Monday, May 02, 2016

From error to error

A concerned student at University of Missouri
Photo by Mark Schierbecker (Own work)
via Wikimedia commons CC BY-SA 4.0 
Rod Dreher recently posted a web log entry in which he noted that the University of Missouri has fallen on some hard times. He attributes that to what he calls "craven appeasement" by the university of the protests that broke out at the university last fall. Mr. Dreher notably repeats the word "appeasement" twice and "cowardice" once, but does not allude to right or wrong, either in the ethical or the practical sense. He attacks the university, in other words, simply for an abstraction: abdicating authority.

The original charge of appeasement had a moral basis: the conviction, horrifyingly proved correct by subsequent events, of the wickedness of Hitler and the Nazi regime.

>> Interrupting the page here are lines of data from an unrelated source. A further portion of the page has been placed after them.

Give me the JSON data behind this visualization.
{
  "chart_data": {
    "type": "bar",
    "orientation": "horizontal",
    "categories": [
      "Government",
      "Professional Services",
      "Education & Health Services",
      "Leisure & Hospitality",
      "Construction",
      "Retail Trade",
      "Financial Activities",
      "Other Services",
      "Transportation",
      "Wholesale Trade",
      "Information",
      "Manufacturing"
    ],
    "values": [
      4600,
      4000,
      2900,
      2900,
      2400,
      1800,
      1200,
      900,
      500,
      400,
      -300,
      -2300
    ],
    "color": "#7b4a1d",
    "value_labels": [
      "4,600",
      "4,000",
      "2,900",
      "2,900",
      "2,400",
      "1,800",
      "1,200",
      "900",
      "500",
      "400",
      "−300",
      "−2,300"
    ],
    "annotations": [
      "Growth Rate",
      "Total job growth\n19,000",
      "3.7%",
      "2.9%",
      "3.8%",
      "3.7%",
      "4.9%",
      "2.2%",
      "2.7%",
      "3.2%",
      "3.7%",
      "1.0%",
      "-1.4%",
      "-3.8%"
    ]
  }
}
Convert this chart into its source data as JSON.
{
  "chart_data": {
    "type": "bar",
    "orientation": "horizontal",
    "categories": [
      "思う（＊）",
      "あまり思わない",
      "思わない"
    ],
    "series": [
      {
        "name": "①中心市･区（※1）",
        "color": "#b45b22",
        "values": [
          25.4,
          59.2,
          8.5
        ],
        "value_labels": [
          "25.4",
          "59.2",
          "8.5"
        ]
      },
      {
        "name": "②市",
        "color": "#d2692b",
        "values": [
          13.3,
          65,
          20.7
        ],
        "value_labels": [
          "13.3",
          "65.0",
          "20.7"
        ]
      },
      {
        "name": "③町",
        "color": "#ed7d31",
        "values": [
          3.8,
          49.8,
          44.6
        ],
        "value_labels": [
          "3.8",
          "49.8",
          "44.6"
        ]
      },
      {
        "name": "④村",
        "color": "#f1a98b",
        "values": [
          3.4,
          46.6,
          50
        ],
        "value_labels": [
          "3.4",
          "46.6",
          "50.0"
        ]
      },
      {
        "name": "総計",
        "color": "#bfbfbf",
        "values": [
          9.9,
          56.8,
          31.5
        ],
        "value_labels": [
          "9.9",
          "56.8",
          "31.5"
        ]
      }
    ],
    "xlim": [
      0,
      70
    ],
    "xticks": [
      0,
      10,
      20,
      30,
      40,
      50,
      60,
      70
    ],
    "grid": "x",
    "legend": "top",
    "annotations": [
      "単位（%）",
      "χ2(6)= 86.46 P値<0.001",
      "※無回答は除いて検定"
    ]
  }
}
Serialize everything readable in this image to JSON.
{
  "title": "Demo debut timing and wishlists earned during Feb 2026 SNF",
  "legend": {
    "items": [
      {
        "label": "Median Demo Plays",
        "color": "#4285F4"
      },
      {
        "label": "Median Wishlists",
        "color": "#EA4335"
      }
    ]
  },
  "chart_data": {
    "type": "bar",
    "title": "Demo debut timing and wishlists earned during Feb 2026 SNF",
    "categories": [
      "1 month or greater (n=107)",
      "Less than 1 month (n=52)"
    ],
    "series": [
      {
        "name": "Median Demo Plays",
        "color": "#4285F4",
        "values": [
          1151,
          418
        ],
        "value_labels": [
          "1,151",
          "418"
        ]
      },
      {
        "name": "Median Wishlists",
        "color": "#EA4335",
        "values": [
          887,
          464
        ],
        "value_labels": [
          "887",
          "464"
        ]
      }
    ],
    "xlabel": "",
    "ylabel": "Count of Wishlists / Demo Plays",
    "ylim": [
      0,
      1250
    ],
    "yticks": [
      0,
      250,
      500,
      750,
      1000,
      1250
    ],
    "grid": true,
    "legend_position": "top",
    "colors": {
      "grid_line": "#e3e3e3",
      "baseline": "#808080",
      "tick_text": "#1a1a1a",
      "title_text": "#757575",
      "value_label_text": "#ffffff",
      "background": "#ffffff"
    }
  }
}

At least in the case of the Munich agreement, the betrayal of the Czechoslovakian democracy compounded the immorality of appeasing Hitler. Whatever your opinion of the University of Missouri administrators, they did not commit anything like appeasement in this sense. If anything, the record of offences weighs against the powers that be of Missouri: whatever their faults, the student protesters do not carry the moral weight of one of the most inhumane slave economies on record, or of a terror state designed to keep African Americans "in their place". Nor did the protesters invent the carceral culture that has millions of Americans locked up for ideology and profit. Indeed, their protests against this plunder represent a genuine hope for renewing the American project.


As the sources from National Review Mr. Dreher quotes make clear, the reaction to the protests consists of anger and fear: two emotions made potent, in this case, by money. The fear and anger come from a single conviction: white people, students in this case, must never experience fear or discomfort at actual anger brought on by oppression. American media reports and popular culture make much of the fear white Americans feel on encountering African Americans, particularly young African American men, on the street. These accounts never ask who has a realistic reason to fear whom. Indeed, I do not remember American or Canadian journalism or popular culture ever suggesting the idea of having the empathy to consider what a young African American man might feel on meeting an older white person. One of the communications quoted as evidence of the suffering of the University of Missouri makes this recoiling from the idea of empathy clear:
A parent paying full tuition for his sophomore son writes: “Free speech is under assault on campus by immature, spoiled, thin skinned punks. . . . I am seriously considering removing my son after this semester. I will never allow him to take politically correct ‘racial sensitivity training’ if required.” Interim chancellor Hank Foley notes: “I’ve been getting these kinds of emails for days now also.” (emphasis added)
 Parents inclined to vent in this manner might want to consider the effect of their choices on their children and their country. Students at the University of Missouri did not wake up on an arbitrary day and decide to disrupt their education. The protests happened at the University of Missouri specifically, at least partially because the heart of the largest metropolitan area of the State of Missouri, St. Louis County, has a profoundly dysfunctional governing structure, at least partly because of the legacy of the "white flight" that followed the Second World War. St. Louis County has no less than ninety full fledged municipal governments, on average one for just over ten thousand people. To call this structure an example of ludicrous over-government puts the matter mildly. Radley Balko has documented in detail the way these unsustainable miniature cities finance their operations: on the backs of the poor, those least able to move or defend themselves. According to the picture Balko paints, much of the revenue that keeps this absurd structure of government going comes from fines and other penalties, imposed by judges who understand their role as fund raisers all too well. The explosions that followed the death of Michael Brown reflects this pattern of abuse, and it naturally spread to the University of Missouri.

The prosperity of any nation or any region in this globally interconnected world depends on knowledge, and on well governed and efficient cities to create meeting places to turn knowledge into products and services. Many people n Missouri either seem to think their region should not follow economic principles that apply everywhere else, or perhaps they will accept severely constrained development as the price of keeping their quaint hamlets self-governing and their children's minds unsullied by "politically correct 'racial sensitivity training'". That way of thinking may work for a short time; in the long run, the children of Missouri will have to live in a multi-racial nation, in which people traditionally considered "white" make up one among many minorities. If the people of Missouri choose not to prepare themselves and their children for the future, those cities and regions open to change will leave them behind.